Girl Guide group wins fight to keep "God" in promise
A Girl Guides unit, which was threatened with expulsion for refusing to remove "God" from their promise, have won their battle to remain in the Guiding Association, reports Christian Concern for our Nation.
Last year, the 37th Newcastle Guide Unit, which meets at Jesmond Parish Church, was told by Girl Guiding UK that their membership would be withdrawn if they refuse to adopt the new secular oath.
But last month, Guide leader Glynis Mackie, who has led the group for more than 25 years, was delighted to learn the threat had been lifted and that no further action will be taken.
“We just think it’s fantastic that we have won our battle, they were trying to force us out with no process and only three weeks’ notice, the girls were really upset,” she said.
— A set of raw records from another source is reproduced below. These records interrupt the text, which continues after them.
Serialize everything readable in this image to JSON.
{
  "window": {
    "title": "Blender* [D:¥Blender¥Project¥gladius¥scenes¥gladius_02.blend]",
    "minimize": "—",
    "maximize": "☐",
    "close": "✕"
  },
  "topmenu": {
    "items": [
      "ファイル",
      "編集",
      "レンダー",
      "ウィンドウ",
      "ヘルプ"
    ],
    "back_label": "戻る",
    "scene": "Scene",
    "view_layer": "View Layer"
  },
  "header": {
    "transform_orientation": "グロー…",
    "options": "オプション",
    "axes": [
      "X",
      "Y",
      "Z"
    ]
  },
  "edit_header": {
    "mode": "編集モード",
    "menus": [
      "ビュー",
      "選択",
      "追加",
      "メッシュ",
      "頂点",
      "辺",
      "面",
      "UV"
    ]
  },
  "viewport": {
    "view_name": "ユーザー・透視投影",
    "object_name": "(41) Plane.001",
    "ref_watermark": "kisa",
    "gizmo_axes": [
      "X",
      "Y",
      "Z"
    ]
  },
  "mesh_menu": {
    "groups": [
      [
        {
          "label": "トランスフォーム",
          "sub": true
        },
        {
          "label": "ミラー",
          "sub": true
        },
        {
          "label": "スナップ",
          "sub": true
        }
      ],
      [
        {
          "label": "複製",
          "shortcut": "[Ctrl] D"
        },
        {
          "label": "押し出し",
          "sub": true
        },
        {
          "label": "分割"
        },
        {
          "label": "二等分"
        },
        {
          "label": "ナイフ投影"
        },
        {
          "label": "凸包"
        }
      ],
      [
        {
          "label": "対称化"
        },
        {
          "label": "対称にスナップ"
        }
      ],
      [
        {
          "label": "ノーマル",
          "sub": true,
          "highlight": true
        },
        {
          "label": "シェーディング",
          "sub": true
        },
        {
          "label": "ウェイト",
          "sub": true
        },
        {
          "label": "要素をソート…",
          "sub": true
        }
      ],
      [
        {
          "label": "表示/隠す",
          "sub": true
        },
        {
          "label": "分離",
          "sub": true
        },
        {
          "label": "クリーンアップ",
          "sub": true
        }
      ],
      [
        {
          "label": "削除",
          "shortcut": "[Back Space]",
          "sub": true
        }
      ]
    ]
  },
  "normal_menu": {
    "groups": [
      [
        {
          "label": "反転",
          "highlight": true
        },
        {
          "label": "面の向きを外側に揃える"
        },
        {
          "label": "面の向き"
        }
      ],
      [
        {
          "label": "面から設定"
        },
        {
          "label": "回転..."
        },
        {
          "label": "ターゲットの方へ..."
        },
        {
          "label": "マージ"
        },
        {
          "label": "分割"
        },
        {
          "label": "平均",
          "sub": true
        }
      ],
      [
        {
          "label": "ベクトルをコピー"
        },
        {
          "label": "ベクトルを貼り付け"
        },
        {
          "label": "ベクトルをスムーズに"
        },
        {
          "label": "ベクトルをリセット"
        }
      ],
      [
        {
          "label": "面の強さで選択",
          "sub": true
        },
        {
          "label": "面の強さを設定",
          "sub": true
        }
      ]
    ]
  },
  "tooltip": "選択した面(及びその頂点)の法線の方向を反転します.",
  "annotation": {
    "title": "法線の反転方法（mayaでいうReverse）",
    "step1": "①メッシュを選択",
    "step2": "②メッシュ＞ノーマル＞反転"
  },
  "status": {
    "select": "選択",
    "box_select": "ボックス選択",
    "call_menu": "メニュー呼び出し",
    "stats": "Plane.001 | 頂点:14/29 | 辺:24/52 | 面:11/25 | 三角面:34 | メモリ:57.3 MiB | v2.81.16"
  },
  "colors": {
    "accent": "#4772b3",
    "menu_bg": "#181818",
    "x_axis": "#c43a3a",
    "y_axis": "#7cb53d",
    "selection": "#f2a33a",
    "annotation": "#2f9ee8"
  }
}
“It has been tough on them - some of them would have had to register with another group if we had been shut down.”
Last year, Mrs Mackie received a letter requesting they adopt the new oath, which removes references to ‘God’, but she refused to force her members to compromise.
She added: “We cannot build a group which welcomes those without a faith while pushing out those who do.”
“I see parallels with the legal world. In a courtroom, you have the right to swear on the Bible, or to opt not to have the religious dimension.
“But to be denied the choice of pledging to serve God is just wrong. Instead of becoming more inclusive, it is excluding people who do believe, and for whom the religious aspect is an important part.”
A Girlguiding spokesperson said: “Girlguiding has suggested a way forward that does not change the wording of the Promise or compromise Girlguiding’s commitment to having one Promise for all girls.
"Discussions are continuing with the group.”
After the Guide Association announced plans to revise the oath, which replaces the promise to ‘love my God’ with a pledge ‘to be true to myself’ and ‘develop my beliefs’, Girl Guiding UK admitted that it had received over 800 complaints.
16-year-old Eleanor Thomson, who is one of several members of the group, who opposed the changes said: “We haven’t done anything wrong. We have done what the Guide Movement has always taught us to do - stand up for our principles.”
Meanwhile, the Church of England General Synod this week approved a private members motion that "this Synod believe that girls of all ages in the Girlguiding Movement should not suffer discrimination but be able to continue to promise to love God when enrolled."
Speaking in the debate Alision Ruoff, who tabled the motion, said: “It seems to me to be absolute discrimination against the girls and their leaders.
“I am only asking that the girls and their leaders be accorded choice when making or renewing their promise.”